I honestly don't really care, you are free to live your religion the way you want, but I don't think it's okay to bring that forward on a post about autism and mental health. How would you feel if someone else posted that "Allah can help them"? Your comment just feels pushy about your religion without providing any other useful input to OP's problem.
I told them that because I really believe that the one person who can help them is Jesus and because I want them to get better. Do you have any advice that could help them?
Whether or not I have advice for them is not part of the debate.
That video is just anecdotal evidence, there is also plenty of evidence of religions creating a lot of suffering, particularly mental health issues related to education due to beliefs (for example for LGBTQIA+ community, which has a lot of overlap with the neurodivergent community).
since @vaseltarp@lemmy.world likes history so much, they should take a look at the crusades, or the inquisition. Religion does enough evil things nowadays but those were real low points.
All "arguments" in your text are just stories. Not a single fact in sight. But the word fact is repeated ad nauseam. As if it is trying to summon facts from thin air by invoking the word often enough.
What is the harm in trying it with the flying spaghetti monster?
That's one of the most funny arguments. As if the alternative to atheism is belief in your god. Like there aren't a million other ones to choose from.
No thank you. If I ever cast my lot with a god, (which is very doubtful) I'll choose one that at least has a sense of humor.
Your argument is called Pascal's wager. My main objection is there's a lot of superstitions to try. If you want maximize the benefit of a strategy like you're describing, you have to worship every god of every religion, obey every limitation on what you can do in every religion, superstition or conspiracy, take every supposedly magical medicine, ect. They all seem equally unlikely, but they are all believed by someone and if true would have huge benefits, so by your logic I should follow all of them completely.
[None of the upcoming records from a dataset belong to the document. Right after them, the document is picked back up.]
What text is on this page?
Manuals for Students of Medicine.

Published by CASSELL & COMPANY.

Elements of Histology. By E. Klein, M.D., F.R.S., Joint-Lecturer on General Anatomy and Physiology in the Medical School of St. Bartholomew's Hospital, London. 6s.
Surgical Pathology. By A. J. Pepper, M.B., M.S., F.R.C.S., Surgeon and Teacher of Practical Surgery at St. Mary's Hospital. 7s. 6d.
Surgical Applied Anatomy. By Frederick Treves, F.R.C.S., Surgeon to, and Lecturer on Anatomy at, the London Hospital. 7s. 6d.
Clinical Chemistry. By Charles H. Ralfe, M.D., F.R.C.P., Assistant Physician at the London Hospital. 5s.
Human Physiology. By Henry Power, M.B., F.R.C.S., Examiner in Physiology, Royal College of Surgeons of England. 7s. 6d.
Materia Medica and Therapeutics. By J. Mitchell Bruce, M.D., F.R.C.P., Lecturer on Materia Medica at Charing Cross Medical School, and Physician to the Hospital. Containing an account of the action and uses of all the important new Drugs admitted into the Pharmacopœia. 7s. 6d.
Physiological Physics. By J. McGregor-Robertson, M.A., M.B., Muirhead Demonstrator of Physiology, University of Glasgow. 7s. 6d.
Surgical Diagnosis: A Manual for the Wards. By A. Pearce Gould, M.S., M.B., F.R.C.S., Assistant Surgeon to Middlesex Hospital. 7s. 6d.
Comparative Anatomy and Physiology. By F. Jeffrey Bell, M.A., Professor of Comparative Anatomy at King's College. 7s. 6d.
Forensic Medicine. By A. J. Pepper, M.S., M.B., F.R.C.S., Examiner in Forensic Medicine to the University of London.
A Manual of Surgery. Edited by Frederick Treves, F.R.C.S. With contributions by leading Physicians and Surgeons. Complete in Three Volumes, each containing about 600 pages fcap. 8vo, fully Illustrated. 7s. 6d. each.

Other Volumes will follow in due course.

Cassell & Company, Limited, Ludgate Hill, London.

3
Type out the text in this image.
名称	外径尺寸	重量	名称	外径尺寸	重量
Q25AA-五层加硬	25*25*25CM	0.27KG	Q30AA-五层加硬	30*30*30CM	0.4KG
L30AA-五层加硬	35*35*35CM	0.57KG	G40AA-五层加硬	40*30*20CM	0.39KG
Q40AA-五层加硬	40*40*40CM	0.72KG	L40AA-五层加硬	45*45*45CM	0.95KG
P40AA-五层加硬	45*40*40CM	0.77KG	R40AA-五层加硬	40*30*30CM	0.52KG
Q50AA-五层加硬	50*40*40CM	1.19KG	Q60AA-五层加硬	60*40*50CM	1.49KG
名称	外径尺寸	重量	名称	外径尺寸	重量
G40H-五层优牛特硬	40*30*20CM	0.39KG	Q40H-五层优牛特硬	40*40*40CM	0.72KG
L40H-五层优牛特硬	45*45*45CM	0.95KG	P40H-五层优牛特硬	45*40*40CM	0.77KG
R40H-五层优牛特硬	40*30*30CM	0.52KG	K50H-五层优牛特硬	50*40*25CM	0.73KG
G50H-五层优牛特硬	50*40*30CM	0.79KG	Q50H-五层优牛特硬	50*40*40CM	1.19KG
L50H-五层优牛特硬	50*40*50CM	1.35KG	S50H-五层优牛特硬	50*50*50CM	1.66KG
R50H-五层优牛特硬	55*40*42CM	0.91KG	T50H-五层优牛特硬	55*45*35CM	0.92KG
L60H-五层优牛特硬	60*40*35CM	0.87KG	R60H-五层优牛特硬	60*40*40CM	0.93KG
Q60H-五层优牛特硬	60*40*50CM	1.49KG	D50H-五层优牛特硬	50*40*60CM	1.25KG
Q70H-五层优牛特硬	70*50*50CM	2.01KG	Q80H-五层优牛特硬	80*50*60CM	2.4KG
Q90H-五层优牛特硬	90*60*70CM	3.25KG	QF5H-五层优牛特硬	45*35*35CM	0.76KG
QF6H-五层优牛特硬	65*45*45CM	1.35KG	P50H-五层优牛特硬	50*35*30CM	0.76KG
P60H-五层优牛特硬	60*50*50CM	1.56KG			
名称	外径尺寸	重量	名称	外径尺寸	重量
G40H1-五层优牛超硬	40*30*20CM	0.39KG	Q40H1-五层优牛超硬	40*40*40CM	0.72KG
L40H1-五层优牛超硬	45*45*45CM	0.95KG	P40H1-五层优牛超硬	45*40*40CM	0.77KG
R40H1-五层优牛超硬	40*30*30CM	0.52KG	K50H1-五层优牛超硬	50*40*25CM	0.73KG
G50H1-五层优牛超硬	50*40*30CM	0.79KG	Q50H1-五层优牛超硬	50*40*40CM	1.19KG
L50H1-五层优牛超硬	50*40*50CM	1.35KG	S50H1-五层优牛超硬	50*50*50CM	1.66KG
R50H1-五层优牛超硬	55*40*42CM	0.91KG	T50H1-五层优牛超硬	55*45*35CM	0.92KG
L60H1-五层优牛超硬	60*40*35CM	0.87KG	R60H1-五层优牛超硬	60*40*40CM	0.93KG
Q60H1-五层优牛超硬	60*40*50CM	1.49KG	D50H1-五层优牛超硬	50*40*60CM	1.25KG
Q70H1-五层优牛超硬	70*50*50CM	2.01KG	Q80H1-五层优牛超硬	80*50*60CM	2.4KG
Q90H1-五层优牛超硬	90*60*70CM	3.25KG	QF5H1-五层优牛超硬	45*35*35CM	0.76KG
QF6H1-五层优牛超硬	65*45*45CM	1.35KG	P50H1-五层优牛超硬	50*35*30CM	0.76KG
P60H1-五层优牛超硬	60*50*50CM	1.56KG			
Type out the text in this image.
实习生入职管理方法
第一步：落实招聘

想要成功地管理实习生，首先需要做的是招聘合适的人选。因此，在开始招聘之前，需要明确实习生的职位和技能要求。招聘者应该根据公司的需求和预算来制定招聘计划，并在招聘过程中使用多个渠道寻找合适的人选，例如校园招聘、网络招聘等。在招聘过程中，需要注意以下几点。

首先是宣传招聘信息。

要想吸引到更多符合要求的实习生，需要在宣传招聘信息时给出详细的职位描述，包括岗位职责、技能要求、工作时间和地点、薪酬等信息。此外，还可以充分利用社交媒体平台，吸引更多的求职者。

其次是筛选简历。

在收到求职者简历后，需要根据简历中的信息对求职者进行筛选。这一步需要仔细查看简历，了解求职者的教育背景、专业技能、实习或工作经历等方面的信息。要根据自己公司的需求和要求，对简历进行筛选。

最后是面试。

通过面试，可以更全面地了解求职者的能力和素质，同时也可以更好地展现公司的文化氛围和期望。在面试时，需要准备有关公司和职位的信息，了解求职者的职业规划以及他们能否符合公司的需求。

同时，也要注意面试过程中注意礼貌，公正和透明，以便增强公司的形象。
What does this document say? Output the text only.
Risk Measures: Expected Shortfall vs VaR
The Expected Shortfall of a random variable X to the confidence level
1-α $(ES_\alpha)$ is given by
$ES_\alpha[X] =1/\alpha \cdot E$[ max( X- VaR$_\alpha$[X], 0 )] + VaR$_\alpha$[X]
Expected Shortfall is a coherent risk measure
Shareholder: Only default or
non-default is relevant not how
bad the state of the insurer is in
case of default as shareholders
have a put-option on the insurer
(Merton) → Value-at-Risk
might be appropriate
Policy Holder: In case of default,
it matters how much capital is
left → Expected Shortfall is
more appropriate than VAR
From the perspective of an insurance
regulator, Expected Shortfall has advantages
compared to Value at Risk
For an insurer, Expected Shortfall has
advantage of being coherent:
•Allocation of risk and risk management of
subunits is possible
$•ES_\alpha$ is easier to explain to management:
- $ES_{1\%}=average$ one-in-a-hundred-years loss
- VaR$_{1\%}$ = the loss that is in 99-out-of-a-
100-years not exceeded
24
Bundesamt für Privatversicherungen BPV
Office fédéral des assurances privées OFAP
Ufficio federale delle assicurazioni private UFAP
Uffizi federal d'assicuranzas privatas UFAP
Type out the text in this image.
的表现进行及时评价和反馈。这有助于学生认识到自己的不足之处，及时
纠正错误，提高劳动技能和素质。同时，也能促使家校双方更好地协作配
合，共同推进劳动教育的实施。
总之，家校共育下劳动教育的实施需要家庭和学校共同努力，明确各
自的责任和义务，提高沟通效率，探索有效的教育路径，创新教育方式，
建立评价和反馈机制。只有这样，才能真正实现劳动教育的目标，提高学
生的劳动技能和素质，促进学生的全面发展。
Except by doing that I am sacrificing most of my life for the tiny possibility of a benefit, rather than making the most of the life I know I have.
Don't forget that most religions have edicts that contradict those of other religions or even forbid you to practice other religions. So to maximize your utility function you would need to exclude those. I seem to remember that yours is among those.
You forget that that there is another possibility: that one of the religions is true. Of course I am thinking that my religion is true just like you think that your belive is true. I have way more reason to believe that my believe is true than the minimal fact theory. The fact that you just dismissed all the facts in it as mere stories shows me that there is no sense in giving you the other reasons. Have a nice life.
Just remember everyone. This is a place of peace for believers in god and atheists alike. Arguments over this kind of stuff should stay out of this community.